States are in deep financial trouble. Unlike the federal government, the majority of states are required to balance their budgets. The burgeoning cost of providing health benefits to public workers and the enormous unfunded public-pension obligations are genuine and significant fiscal problems.

In order to rein in those costs, lawmakers in states where unions have gained the upper hand in negotiations needed to regain management rights.

If these efforts constitute a “war on the middle class,” as public-employee unions like to claim, then the war enjoys bipartisan support. Democrats around the country are joining in:

• California Gov. Jerry Brown has introduced a 12-point plan to reduce the state’s enormous unfunded public-pension liability. California’s teachers’ retirement fund alone has a $56 billion gap between assets and future payouts to retirees.

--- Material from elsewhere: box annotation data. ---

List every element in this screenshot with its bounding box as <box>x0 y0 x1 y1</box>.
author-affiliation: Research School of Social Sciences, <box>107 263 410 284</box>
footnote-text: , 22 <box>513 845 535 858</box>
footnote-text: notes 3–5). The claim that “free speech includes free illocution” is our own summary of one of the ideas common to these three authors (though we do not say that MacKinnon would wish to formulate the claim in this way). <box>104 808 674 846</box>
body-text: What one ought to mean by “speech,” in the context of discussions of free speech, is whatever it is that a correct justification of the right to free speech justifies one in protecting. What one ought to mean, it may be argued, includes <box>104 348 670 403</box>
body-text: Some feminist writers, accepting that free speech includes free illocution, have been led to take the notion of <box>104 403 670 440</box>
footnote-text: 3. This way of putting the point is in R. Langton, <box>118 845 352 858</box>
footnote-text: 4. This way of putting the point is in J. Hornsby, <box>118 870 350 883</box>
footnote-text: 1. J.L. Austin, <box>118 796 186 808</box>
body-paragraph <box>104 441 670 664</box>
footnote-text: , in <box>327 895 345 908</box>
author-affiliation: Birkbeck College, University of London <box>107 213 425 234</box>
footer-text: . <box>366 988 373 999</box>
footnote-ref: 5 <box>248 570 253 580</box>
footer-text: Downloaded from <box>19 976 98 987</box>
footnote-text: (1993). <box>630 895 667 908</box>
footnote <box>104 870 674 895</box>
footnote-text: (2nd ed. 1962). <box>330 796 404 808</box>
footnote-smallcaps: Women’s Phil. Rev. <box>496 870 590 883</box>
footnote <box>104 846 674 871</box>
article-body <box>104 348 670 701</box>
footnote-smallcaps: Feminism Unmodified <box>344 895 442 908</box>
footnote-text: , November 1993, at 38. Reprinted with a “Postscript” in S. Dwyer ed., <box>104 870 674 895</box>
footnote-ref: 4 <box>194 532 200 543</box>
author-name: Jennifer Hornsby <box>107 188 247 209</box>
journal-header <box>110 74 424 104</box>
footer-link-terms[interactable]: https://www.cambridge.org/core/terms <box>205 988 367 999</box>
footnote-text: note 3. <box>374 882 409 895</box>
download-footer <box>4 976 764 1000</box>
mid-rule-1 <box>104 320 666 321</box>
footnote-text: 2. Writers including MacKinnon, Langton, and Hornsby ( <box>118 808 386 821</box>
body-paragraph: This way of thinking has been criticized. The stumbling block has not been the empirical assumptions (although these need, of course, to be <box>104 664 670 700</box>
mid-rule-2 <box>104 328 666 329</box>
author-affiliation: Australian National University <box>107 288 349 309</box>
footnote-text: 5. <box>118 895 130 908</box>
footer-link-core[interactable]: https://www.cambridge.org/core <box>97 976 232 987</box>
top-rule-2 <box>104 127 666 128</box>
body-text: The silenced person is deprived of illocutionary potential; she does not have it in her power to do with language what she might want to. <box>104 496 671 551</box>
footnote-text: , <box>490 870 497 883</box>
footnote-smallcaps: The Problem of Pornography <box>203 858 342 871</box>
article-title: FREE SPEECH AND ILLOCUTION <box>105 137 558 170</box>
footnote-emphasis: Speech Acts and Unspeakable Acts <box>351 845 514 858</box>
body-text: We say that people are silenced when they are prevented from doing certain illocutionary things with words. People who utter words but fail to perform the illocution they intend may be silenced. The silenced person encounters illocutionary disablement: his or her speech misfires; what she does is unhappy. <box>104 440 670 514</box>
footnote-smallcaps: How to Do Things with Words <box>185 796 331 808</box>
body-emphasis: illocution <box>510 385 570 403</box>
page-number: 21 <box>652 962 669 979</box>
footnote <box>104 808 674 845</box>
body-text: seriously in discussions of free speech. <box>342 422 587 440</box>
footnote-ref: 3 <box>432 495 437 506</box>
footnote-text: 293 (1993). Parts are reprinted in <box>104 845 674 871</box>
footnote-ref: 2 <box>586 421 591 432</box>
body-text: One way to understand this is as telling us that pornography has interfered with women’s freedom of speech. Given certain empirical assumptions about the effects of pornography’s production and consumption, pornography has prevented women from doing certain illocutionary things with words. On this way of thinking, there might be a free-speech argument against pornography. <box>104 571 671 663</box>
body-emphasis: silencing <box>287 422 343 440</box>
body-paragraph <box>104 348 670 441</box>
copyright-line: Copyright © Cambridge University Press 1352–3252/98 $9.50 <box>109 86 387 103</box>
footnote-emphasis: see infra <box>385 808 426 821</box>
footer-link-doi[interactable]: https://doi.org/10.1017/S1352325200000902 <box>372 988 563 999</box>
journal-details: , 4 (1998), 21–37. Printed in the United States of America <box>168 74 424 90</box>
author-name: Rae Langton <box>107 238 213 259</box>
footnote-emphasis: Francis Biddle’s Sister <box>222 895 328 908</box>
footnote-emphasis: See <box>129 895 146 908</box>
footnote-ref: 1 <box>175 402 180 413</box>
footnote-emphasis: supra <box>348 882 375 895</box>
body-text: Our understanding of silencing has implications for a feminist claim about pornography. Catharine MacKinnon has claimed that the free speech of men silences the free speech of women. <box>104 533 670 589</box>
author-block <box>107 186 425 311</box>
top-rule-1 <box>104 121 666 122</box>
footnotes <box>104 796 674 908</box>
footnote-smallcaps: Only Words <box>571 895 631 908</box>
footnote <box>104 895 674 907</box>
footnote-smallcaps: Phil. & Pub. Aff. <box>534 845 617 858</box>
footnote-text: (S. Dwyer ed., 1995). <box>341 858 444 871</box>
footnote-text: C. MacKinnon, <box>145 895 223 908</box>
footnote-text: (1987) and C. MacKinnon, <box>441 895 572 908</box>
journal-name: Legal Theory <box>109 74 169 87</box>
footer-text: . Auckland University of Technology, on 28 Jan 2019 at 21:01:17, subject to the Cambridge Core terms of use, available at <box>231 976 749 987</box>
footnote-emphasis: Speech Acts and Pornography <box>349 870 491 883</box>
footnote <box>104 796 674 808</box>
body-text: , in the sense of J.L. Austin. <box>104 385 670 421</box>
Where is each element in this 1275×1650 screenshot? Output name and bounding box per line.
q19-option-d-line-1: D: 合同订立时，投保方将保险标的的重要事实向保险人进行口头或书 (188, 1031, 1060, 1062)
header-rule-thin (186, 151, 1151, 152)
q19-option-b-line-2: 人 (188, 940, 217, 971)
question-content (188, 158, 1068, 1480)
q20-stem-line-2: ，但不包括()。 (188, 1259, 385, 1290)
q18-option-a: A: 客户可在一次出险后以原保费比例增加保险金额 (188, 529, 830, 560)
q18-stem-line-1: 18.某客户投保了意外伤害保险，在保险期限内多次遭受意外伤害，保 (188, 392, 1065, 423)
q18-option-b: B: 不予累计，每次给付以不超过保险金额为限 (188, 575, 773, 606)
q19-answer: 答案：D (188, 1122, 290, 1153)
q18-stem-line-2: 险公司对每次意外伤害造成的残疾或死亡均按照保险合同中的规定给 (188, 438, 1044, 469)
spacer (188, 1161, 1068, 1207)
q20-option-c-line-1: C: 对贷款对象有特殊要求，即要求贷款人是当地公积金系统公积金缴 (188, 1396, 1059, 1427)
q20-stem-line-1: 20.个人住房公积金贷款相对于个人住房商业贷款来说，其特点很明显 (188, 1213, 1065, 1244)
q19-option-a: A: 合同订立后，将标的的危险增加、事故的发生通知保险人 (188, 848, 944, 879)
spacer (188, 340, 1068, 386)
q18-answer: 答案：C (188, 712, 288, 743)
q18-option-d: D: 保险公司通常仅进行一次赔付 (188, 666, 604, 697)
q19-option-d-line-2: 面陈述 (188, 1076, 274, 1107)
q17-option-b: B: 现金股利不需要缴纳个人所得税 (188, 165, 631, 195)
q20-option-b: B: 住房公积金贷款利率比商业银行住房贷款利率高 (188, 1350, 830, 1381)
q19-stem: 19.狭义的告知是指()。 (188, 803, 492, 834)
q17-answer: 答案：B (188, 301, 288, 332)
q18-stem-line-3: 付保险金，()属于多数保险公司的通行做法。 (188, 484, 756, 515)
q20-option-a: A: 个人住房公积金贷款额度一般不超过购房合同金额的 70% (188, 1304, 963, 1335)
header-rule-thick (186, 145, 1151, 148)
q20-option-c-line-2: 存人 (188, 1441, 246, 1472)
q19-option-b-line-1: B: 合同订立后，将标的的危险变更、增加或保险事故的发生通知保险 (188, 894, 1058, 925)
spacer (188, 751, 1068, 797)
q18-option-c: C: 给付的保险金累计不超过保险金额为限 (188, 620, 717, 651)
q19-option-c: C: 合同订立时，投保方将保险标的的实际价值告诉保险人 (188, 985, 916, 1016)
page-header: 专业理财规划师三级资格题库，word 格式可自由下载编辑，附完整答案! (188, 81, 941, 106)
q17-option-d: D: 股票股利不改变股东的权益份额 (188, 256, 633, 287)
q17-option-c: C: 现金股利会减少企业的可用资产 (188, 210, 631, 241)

His proposals include capping future pensions, raising the retirement age and switching retirement benefits to a hybrid of pensions and 401(k)-style investments.

• North Carolina Gov. Beverly Perdue proposed in her budget a couple of months ago to eliminate 10,000 state-employee jobs, 3,000 of them currently occupied.

In 2009, she also signed a law that dramatically changed the health-care benefits of public employees, increasing their deductibles, co-pays and premiums without asking the unions’ permission.

But then, Perdue doesn’t have to worry about public-employee collective bargaining because North Carolina doesn’t allow it.

• In mid-April, New York Gov. Andrew Cuomo won a battle with the state’s law-enforcement union to impose higher health-care contributions, a three-year pay freeze and no automatic step increases.

This isn’t exclusively a blue or a red approach to the problem. State lawmakers and governors of both parties are beginning to recognize that they must bring labor costs in line with revenues.